La zone de rencontre est définie en france par l'art R.110-2 du Code de la Route :

section ou ensemble de sections de voies en agglomération constituant une zone affectée à la circulation de tous les usagers. Dans cette zone, les piétons sont autorisés à circuler sur la chaussée sans y stationner et bénéficient de la priorité sur les véhicules. La vitesse des véhicules y est limitée à 20 km/h. Toutes les chaussées sont à double sens pour les cyclistes, sauf dispositions différentes prises par l'autorité investie du pouvoir de police. Les entrées et sorties de cette zone sont annoncées par une signalisation et l'ensemble de la zone est aménagé de façon cohérente avec la limitation de vitesse applicable.

Etant donné ce qui est constaté sur le terrain en centre ville d'Aurillac, il apparait nécessaire de reprendre chaque point de cet article réglementaire.

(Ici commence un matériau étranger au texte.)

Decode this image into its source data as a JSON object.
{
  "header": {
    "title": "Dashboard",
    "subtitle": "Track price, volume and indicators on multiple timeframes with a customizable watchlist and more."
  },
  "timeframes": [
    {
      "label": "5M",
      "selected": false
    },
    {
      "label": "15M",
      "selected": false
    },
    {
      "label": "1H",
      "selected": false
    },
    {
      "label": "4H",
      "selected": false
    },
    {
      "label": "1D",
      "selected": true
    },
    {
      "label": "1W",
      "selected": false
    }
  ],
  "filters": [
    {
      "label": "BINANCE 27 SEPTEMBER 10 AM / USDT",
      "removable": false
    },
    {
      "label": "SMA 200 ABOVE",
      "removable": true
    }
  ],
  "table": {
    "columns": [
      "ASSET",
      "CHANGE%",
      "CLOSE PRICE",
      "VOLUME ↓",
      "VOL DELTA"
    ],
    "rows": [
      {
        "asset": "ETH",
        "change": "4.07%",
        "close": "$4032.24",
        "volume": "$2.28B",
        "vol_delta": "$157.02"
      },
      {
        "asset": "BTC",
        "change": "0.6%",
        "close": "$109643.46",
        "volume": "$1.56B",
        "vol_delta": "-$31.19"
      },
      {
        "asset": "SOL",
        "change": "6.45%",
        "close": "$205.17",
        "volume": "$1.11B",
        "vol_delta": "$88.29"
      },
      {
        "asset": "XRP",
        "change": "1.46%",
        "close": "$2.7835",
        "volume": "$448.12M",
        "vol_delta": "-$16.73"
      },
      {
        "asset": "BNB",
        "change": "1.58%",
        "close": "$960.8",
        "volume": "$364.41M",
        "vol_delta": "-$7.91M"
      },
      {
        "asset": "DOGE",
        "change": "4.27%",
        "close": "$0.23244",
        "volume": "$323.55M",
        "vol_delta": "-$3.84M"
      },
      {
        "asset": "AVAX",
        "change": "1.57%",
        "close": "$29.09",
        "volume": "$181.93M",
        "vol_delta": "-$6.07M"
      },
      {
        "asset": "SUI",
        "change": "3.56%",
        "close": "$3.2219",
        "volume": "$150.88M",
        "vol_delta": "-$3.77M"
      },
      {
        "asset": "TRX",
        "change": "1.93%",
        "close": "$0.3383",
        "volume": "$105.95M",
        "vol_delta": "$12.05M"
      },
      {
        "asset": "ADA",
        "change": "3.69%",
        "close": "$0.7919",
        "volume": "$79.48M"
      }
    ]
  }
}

Zone affectée à la circulation de tous les usagers : les commerçants peuvent être rassurés, moins restrictive qu'une aire piétonne, il est toujours possible pour les clients de venir en voiture dans cette zone. Il n'y a pas de limite au trafic : la place de Bienne en Suisse voit passer 10 à 12000 véhicules par jour et nombreuses sont les places devant les gares traitées en zone de rencontre chez nos voisins. Aurillac aurait bien fait de s'en inspirer pour sa place de la gare : les piétons traversant la place sont toujours camouflés derrière les véhicules en stationnement, la vitesse est théoriquement limitée à 50 km/h, ce qui laisse environ 20 % de chance de survie à un piéton percuté, contre 95 % de chance si la vitesse était limitée à 20 km/h. La mise en place du refuge ou îlot central augmente la sécurité des piétons mais réduit celle des cyclistes. En effet, il est fréquent qu'un véhicule commence à dépasser un cycliste puis se rabatte brutalement pour éviter l'îlot central. C'est d'autant plus fréquent avec un poids lourds qui sous estime la vitesse du cycliste et la longueur de son véhicule.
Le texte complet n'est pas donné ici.